Le 4 janvier dernier, un nouveau chapitre artistique s’est ouvert, chez Julie G, notre premier atelier mobile. Celui-ci a été bien plus qu’une simple rencontre ; c’était une célébration de la connexion, de la beauté, de la féminité, de la douceur, et d’une touche sacrée qui a laissé entrevoir une année pleine de découvertes et d’amitiés.
L’ambiance conviviale a immédiatement mis à l’aise l’ensemble des participants. Après avoir pris un moment pour se déposer silencieusement, nous avons uni nos mains en signe de solidarité.
Guidées par l’image choisie, nous avons tracé les contours sur le papier, établissant des liens invisibles entre nos mouvements, nos émotions et nos ressentis. Chaque trait était comme une conversation silencieuse, un échange muet tissant des liens entre nos histoires individuelles.
Le tracé du corps s’est révélé être un outil puissant et novateur, bien au-delà d’une simple représentation physique. C’était un moyen d’exprimer des émotions enfouies, de se connecter à une vérité intérieure souvent oubliée dans le tumulte de la vie quotidienne.
Une présence subtile et sacrée a imprégné notre exploration artistique, ajoutant une dimension particulière à notre expérience. Tracer le corps a pris une signification plus profonde, comme si nous touchions quelque chose de sacré en nous-mêmes et chez les autres.

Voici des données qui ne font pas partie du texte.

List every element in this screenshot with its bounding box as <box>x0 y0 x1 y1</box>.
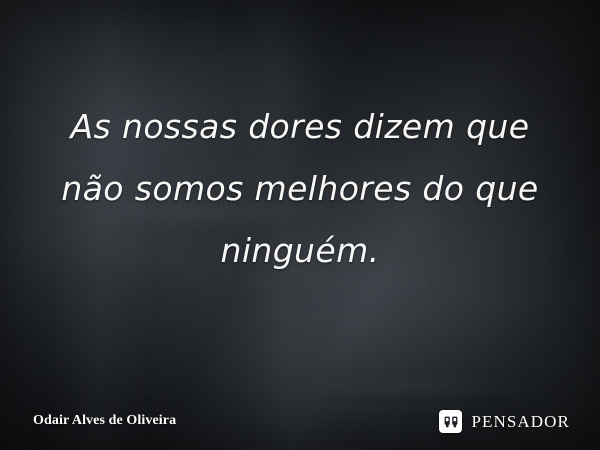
quote-card: As nossas dores dizem que não somos melh… <box>0 0 600 450</box>
quote-text: As nossas dores dizem que não somos melh… <box>0 96 600 282</box>
author-name: Odair Alves de Oliveira <box>33 413 176 429</box>
brand-name-label: PENSADOR <box>471 412 570 432</box>
quotation-mark-icon <box>439 410 462 433</box>
pensador-logo[interactable]: PENSADOR <box>439 410 570 433</box>
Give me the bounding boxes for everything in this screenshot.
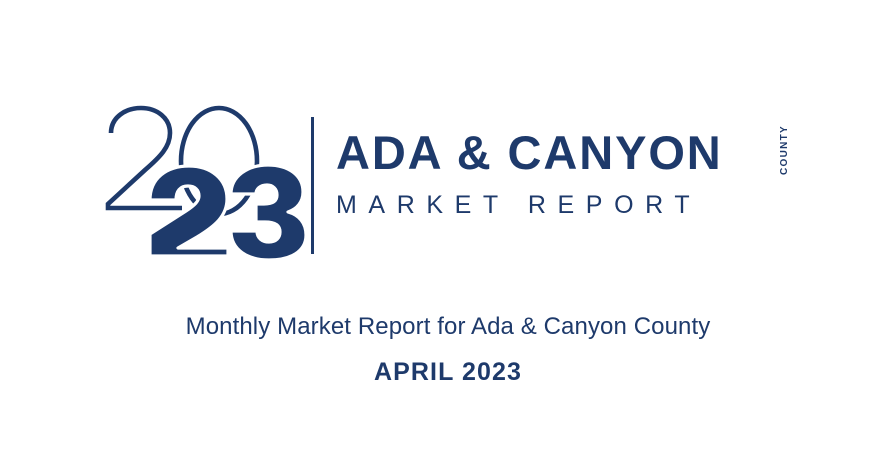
report-cover-page: ADA & CANYON COUNTY MARKET REPORT Monthl… (0, 0, 896, 462)
logo-title-row: ADA & CANYON COUNTY (336, 126, 796, 180)
solid-three-glyph (231, 165, 306, 260)
brand-logo-lockup: ADA & CANYON COUNTY MARKET REPORT (0, 0, 896, 270)
logo-divider-rule (311, 117, 314, 254)
logo-subtitle: MARKET REPORT (336, 180, 796, 220)
logo-county-label: COUNTY (779, 125, 790, 175)
logo-title: ADA & CANYON (336, 126, 723, 180)
cover-caption-block: Monthly Market Report for Ada & Canyon C… (0, 310, 896, 388)
year-2023-logo-mark (100, 104, 310, 260)
logo-wordmark: ADA & CANYON COUNTY MARKET REPORT (336, 126, 796, 220)
logo-county-tag: COUNTY (779, 79, 790, 129)
report-description: Monthly Market Report for Ada & Canyon C… (0, 310, 896, 344)
solid-two-glyph (150, 166, 228, 256)
report-date: APRIL 2023 (0, 344, 896, 388)
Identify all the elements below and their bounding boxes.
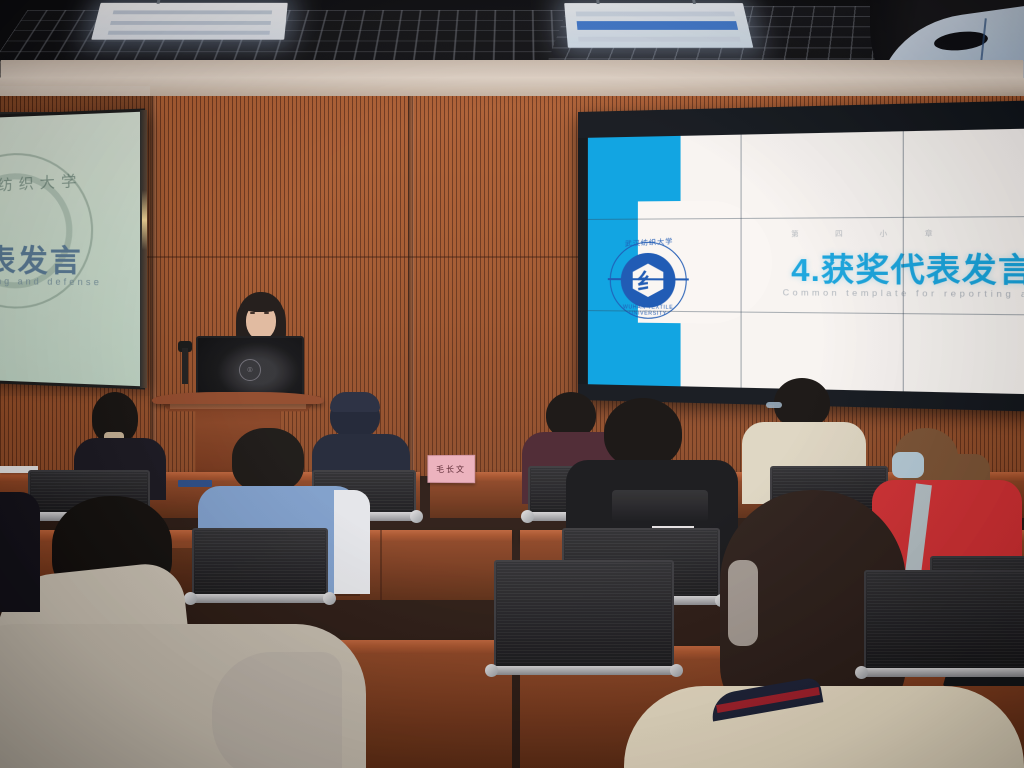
projection-title: 代表发言 [0,236,83,281]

La soirée s’est clôturée de manière significative alors que nous partagions nos expériences et créions des liens dans cet espace sécuritaire. Les histoires partagées ont ajouté une touche supplémentaire à notre connexion déjà profonde. Une aventure qui va bien au-delà du simple tracé du corps pour devenir une expérience profonde et significative.
Cette première rencontre n’était que le début. C’est avec joie que nous allons continuer cet atelier de tracé du corps tout au long de l’année. Dans cette atmosphère où la connexion, la beauté, la féminité, la douceur et le sacré sont les guides, nous sommes prêts à laisser la magie continuer de nous transformer et de nous connecter au plus grand que soi. L’atelier, toujours adaptable, suivra le flux de nos besoins, se déplaçant là où la créativité nous appellera.